Eighty-one per cent of consumers aged 55 or over feel they could take out an equity release plan without the help of a financial adviser, according to a new survey.
The survey, conducted by Moneyfacts.co.uk, found that over a quarter of respondents (29%) would not trust an adviser and 8% thought advice would be too expensive. Just 19% said they would seek out a financial adviser.
One of the main factors that deterred consumers from taking out an equity release plan was the effect it would have on inheritance, but many have yet to mention this to those who could be affected.
“It’s important that consumers take the time to carefully think about equity release and discuss it with anyone who could be affected, which is why it’s good that these responses shed a light on consumers’ attitudes toward such a plan.

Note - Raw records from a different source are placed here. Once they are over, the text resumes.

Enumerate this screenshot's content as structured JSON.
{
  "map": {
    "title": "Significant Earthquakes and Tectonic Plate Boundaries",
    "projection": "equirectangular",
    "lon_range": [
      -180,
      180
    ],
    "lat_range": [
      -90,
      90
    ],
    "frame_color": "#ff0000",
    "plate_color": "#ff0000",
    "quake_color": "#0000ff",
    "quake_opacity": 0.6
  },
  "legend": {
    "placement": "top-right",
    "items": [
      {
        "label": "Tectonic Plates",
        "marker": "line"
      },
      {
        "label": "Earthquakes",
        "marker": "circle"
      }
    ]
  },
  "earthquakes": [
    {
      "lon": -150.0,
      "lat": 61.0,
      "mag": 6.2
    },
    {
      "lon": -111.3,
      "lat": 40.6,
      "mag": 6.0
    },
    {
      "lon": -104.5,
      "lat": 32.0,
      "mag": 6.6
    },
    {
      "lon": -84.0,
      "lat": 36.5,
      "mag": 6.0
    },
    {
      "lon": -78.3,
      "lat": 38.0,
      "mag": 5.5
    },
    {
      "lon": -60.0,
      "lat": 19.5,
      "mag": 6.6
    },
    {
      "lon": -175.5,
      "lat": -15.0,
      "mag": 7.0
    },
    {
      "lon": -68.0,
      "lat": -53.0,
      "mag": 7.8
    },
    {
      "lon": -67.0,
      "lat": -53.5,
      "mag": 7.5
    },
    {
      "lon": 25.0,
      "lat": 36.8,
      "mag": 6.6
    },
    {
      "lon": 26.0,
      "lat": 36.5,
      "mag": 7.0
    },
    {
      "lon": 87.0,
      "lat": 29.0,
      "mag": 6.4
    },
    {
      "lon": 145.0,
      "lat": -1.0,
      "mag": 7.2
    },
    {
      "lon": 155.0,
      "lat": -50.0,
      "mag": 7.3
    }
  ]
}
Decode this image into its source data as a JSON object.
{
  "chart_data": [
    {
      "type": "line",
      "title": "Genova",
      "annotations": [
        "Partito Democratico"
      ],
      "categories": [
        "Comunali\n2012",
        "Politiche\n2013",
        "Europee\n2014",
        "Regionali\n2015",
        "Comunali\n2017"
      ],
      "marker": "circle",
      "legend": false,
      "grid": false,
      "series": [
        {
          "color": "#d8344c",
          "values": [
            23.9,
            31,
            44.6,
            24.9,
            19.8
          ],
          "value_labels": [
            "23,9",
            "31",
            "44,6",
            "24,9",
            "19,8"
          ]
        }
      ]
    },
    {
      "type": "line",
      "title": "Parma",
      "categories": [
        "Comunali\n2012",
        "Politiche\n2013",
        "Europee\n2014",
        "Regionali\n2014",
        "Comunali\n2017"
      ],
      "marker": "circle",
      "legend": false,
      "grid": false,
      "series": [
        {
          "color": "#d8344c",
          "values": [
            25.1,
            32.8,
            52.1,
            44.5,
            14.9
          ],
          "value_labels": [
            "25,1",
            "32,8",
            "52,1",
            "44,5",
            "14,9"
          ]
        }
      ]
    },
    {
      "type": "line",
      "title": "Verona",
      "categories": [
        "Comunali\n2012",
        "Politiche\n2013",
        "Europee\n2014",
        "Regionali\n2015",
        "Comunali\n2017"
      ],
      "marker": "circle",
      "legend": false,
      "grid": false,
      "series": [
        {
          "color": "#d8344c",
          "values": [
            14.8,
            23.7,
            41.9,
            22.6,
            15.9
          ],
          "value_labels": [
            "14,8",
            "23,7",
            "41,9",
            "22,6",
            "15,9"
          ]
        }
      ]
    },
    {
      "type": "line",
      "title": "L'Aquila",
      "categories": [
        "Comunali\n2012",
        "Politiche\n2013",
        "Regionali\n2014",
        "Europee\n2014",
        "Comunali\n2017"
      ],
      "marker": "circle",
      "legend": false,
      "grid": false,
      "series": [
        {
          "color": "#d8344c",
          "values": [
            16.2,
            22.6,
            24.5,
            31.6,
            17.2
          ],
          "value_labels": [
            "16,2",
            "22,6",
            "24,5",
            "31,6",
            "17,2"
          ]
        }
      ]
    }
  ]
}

Thankfully, equity release is being taken seriously and is not seen as a quick fix," Moneyfacts.co.uk finance expert Rachel Springall said.
“Although some consumers may be set up comfortably for their retirement, not everyone will be in the same boat. Some retirees with insufficient savings might feel that they should release equity from their home because they are equity rich but cash poor.
“Anyone considering equity release would be wise to seek advice, even if they feel they know enough to make it through the process. Going directly to a lender, such as through an advertising campaign, may be easy, but it means customers won’t get the independent comparisons that an adviser can provide.”